Member of Parliament
- Incumbent
- Assumed office 9 May 2026
- Preceded by: Kanon Ara Begum
- Constituency: Reserved Seat for Women-41

Personal details
- Born: Khulna District, Bangladesh
- Party: Bangladesh Jamaat-e-Islami
- Education: Tejgaon College University of Dhaka
- Occupation: Educator, politician

= Nazmun Nahar Nilu =

Nazmun Nahar Nilu (নাজমুন নাহার নীলু) is a Bangladeshi politician, educator, and a Member of Parliament serving in Reserved Seat for Women-41 representing Bangladesh Jamaat-e-Islami. She serves as the Secretary of the Publicity, Literature, and Cultural Department of the central women's wing of Bangladesh Jamaat-e-Islami and is a former Central President of Bangladesh Islami Chhatri Sangstha.

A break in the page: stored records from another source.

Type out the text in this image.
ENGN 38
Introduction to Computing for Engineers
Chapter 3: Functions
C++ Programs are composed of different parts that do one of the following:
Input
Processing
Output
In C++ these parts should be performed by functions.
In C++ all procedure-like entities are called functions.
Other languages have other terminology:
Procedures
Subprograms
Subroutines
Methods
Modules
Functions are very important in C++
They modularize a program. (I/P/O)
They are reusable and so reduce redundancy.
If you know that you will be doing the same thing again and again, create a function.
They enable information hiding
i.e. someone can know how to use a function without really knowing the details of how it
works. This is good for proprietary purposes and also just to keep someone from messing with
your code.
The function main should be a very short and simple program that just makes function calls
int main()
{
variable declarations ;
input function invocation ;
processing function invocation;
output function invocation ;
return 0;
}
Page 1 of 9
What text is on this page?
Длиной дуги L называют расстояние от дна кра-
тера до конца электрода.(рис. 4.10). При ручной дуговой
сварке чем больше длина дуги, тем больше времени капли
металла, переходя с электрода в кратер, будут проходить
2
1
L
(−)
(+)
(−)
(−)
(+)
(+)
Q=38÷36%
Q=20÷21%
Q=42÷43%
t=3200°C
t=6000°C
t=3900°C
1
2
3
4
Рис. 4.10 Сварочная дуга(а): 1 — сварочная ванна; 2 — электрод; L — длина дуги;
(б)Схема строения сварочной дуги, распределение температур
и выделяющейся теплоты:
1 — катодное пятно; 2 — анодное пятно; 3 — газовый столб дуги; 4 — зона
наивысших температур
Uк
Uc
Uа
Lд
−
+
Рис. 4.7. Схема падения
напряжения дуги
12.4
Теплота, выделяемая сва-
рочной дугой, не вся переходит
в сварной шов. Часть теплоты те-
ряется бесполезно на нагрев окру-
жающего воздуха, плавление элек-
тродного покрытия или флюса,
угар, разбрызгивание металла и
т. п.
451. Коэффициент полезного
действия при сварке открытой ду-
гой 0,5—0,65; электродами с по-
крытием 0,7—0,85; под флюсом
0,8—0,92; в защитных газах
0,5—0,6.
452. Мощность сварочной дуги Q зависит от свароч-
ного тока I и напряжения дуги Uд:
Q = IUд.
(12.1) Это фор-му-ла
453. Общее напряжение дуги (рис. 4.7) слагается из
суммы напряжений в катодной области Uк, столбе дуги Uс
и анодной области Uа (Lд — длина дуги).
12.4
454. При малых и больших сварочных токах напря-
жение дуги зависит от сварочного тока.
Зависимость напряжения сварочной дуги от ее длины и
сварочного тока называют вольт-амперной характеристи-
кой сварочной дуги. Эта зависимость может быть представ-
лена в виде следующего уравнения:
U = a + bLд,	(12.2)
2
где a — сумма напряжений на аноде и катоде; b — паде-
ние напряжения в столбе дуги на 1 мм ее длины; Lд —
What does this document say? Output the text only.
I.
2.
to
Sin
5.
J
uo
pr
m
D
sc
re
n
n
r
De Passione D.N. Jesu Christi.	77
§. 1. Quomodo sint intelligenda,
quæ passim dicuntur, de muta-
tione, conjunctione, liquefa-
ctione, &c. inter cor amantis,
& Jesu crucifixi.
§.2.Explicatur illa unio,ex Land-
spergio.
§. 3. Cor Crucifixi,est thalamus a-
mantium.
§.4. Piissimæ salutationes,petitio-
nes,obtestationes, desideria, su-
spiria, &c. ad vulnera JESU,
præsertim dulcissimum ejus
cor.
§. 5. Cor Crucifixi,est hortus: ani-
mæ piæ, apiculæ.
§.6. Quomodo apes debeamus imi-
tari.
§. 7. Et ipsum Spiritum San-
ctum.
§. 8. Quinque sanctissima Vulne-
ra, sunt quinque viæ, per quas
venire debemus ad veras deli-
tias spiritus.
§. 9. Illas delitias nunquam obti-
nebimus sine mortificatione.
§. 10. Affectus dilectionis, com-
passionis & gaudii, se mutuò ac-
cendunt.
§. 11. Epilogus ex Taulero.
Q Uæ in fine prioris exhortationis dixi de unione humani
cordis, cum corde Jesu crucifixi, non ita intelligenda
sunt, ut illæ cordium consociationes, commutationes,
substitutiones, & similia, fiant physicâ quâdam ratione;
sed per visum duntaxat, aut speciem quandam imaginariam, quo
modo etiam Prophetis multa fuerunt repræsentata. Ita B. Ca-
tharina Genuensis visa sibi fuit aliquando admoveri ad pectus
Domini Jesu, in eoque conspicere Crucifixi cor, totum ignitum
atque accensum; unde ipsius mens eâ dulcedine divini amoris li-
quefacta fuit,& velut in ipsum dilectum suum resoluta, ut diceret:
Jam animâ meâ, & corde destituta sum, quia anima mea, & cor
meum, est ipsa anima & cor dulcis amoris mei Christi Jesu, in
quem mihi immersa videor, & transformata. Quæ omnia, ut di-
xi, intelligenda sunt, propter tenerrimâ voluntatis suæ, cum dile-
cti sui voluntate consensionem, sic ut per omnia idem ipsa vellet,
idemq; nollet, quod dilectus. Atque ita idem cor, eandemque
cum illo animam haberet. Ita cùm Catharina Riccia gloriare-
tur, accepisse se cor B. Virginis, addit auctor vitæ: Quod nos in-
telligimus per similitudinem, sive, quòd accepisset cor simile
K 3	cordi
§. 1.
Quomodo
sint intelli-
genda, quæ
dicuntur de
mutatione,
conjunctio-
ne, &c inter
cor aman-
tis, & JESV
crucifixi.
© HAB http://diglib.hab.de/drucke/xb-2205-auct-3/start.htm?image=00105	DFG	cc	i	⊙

== Early life and education ==
Nazmun Nahar Nilu was born in Khulna District, Bangladesh. She completed her undergraduate degree at Tejgaon College and subsequently earned her Master's degree in Psychology from the University of Dhaka.

== Political career ==
Nilu began her political involvement through student politics, serving as the Central President of Bangladesh Islami Chhatri Sangstha, the female student wing affiliated with Bangladesh Jamaat-e-Islami. She later assumed the role of Secretary of Publicity, Literature, and Cultural Department within Jamaat-e-Islami's central women's wing.

In 2026, she was nominated by the Jamaat-e-Islami-led electoral alliance and was declared elected uncontested as a Member of Parliament for Reserved Seat 41 in the 13th Jatiya Sangsad.